Ralph Eugene Della–Volpe (May 10, 1923 – November 2, 2017) was an American painter, printmaker, and educator, known for his colorful abstract paintings. He taught at the Art Students League of New York and at Bennett College.

== Life and career ==
Ralph Eugene Della–Volpe was born on May 10, 1923, in North Bergen, New Jersey.

Della–Volpe attended the National Academy of Design in New York City. During World War II, he joined the United States Army and served during D-Day at Utah Beach. He was wounded twice and earned a Purple Heart. When he returned from the war, he enrolled in classes at the Art Students League of New York for the next four years.

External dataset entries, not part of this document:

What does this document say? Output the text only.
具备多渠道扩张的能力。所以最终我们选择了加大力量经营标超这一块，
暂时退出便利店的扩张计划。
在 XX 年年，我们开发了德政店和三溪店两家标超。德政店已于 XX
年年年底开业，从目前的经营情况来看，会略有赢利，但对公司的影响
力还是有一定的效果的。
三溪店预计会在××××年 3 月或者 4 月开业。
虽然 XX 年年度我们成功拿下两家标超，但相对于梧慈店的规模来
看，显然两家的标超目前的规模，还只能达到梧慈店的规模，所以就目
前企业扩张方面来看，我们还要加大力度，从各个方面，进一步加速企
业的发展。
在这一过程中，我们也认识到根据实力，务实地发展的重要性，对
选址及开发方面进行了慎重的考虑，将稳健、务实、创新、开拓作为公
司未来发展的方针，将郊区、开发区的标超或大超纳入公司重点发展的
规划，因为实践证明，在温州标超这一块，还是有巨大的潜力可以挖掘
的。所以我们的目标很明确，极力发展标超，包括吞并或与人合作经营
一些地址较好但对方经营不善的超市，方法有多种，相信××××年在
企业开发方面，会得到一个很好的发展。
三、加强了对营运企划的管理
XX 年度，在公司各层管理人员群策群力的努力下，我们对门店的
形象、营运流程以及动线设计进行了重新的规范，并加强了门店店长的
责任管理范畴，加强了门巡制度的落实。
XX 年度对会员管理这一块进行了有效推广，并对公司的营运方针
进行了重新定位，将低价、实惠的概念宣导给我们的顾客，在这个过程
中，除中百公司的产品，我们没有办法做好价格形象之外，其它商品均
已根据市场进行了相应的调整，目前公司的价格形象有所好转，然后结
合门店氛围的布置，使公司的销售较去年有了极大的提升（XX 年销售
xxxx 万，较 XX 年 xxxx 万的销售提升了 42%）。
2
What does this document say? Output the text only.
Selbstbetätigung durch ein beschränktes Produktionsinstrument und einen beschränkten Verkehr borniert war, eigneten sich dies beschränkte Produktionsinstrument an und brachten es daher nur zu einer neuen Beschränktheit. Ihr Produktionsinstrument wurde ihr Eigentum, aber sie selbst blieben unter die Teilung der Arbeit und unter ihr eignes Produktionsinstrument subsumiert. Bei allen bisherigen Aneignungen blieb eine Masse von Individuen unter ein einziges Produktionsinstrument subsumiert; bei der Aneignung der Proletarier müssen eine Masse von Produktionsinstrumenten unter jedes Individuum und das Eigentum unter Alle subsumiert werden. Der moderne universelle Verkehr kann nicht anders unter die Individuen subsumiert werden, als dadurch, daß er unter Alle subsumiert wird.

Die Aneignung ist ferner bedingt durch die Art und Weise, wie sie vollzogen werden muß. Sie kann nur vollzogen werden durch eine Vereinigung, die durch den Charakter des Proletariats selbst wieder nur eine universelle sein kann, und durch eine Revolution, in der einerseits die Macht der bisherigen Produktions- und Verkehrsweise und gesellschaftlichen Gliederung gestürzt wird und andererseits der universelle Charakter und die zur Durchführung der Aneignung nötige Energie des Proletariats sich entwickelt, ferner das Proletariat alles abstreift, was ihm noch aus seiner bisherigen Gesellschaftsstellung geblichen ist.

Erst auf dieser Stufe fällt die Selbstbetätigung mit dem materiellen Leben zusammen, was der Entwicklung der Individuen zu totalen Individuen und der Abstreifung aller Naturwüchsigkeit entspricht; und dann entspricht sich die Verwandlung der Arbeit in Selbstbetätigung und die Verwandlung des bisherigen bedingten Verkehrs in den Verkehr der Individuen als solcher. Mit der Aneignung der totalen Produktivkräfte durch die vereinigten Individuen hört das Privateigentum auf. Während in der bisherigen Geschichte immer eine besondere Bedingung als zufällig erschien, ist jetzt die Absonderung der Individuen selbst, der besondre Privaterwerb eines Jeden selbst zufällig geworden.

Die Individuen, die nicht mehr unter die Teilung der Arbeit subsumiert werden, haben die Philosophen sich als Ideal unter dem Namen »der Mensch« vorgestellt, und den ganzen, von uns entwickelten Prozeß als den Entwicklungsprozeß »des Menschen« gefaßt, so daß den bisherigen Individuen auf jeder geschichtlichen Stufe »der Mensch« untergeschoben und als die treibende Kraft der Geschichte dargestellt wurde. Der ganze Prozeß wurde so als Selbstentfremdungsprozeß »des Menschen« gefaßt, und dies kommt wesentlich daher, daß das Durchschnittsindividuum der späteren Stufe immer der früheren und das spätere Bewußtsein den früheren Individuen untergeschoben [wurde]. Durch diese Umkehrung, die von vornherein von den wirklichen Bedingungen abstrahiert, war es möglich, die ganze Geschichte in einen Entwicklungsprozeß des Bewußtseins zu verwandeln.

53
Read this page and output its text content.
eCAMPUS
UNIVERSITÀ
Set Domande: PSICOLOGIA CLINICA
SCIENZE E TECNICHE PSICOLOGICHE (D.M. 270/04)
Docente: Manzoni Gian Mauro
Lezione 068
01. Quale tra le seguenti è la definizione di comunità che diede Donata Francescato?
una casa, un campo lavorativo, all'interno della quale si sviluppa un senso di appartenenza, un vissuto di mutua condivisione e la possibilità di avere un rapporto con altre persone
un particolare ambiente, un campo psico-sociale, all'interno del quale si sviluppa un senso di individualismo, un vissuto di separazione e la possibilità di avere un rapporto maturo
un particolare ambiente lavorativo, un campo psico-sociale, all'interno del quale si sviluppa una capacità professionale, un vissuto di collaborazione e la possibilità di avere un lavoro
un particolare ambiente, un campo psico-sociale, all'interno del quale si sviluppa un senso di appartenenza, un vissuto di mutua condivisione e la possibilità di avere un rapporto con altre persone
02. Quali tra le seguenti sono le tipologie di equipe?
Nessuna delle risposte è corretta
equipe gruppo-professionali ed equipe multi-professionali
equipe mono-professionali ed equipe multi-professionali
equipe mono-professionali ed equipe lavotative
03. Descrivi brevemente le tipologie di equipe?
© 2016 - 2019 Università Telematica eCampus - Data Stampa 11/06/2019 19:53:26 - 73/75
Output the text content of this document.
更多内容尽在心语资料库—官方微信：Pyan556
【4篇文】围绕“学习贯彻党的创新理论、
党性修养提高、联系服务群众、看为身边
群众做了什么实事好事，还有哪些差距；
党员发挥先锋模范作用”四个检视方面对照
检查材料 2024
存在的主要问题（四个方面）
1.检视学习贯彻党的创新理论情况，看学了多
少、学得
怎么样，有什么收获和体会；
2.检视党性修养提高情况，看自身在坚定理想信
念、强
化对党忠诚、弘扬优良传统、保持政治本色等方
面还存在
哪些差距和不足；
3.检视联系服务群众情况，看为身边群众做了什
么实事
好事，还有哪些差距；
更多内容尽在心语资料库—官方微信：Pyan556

Della–Volpe taught drawing and painting courses at Bennett College in Millbrook, New York, and during his 28 year tenure at the school he also served as the chair of the art department.

In 1994, the Warren Street Gallery in Hudson, New York held a retrospective exhibition of his work, titled Della–Volpe: Retrospective 1940–1944. In his later years he continued exhibiting his artwork, and in 2013 at the age of 90, he had a solo exhibition All About Hue II, at Gregory James Gallery in New Milford, Connecticut.

Della–Volpe died at age 94 on November 2, 2017.

His artwork can be found in museum collections, including at the Seattle Art Museum; Syracuse University Art Museum, and Crystal Bridges Museum of American Art in Bentonville, Arkansas.